Seeing Optical Parametric Oscillators In A New Light
By Jof Enriquez, Follow me on Twitter @jofenriq
Stanford researchers have bucked standard guidelines to retool a formerly finicky device to shoot ultrafast light pulses useful in remote sensing and diagnostic applications.
Optical parametric oscillators (OPO) can produce light in wider wavelengths than conventional lasers. Until now, however, OPOs have been limited to labs because the ultrafast light beams and pulses they generate can easily get out of alignment.
The team at the Stanford University’s Ginzton Lab successfully addressed the delicate nature of these little-known light sources by changing the dynamics of how light is produced in the device.
First, a conventional laser is passed through a modified crystal and converted into a wavelength range that is usually inaccessible to traditional lasers.

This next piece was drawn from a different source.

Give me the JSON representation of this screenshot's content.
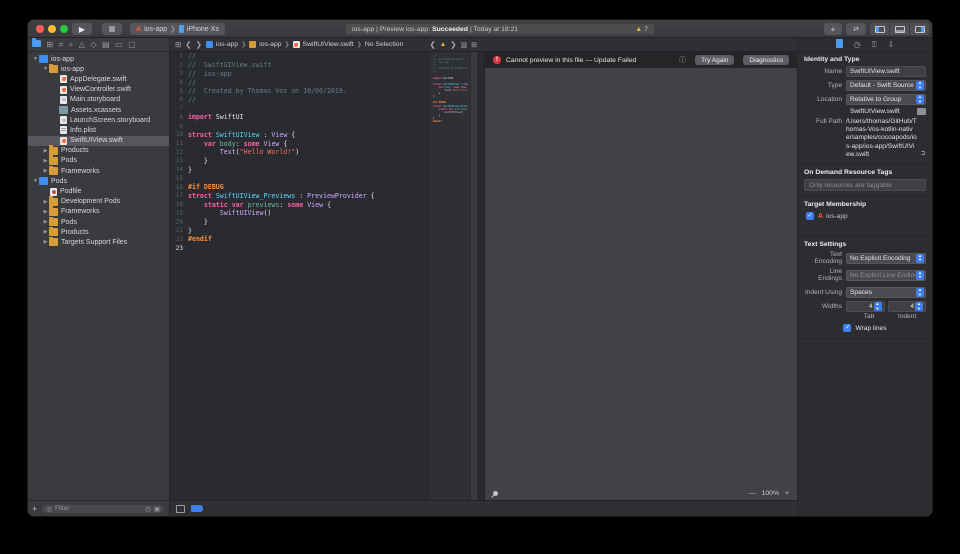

Second, the light pulses are bounced off a series of mirrors in a feedback loop, which is synchronized to the incoming laser pulses to create a strong output.
The researchers knew, though, that they then had to increase the conversion for their lab experiment to be applied in practical terms.
“We needed higher conversion efficiency to prove it was a source worth studying,” said Alireza Marandi, a staff member in the Ginzton Lab. “So we just said, ‘OK, what are the knobs we have in the lab?’ We turned one that made the mirrors reflect less light, which was against the standard guidelines, and the conversion efficiency doubled.”
Previously, increasing the power caused pulses to lengthen and the conversion efficiency to fall. Counterintuitively, the team discovered they could avoid those problems by making the mirrors less reflective.
“We were thinking about this regime based on the standard design guidelines, but the behavior we would see in the lab was different,” said Marc Jankowski, lead author of the paper and a graduate student in the Ginzton Lab. “We were seeing an improvement in performance, and we couldn’t explain it.”
In addition to decreasing the reflectivity of the mirrors, lengthening the feedback loop helped synchronize the laser pulses. This unforeseen synchronization more than doubled the bandwidth of the output, which means it can emit ultra-short light pulses in a broader span of wavelengths within the range that is difficult to access with conventional lasers.
Ultrafast light pulses produced by OPOs in the Stanford team’s new design can be as short as 18 femtoseconds, fast enough to detect the movement of distinct molecules. This paves the way for diagnostic tests to detect molecules in a person’s breath, or environmental sensors that can analyze a molecule in the air.
The next challenge for the Stanford researchers is to make their device more compact, possibly even small enough to fit in a chip. Their work with optical parametric oscillators proves there is more to be accomplished with existing systems if new approaches are explored.
“You talk with people who have worked with this technology for the past 50 years and they are very skeptical about its real-life applications because they think of these resonators as a very high-finesse arrangement that is hard to align and requires a lot of upkeep,” said Marandi, a co-author of the paper published recently in Physical Review Letters. “But in this regime of operation, these requirements are super-relaxed, and the source is super-reliable and doesn’t need the extensive care required by standard systems.”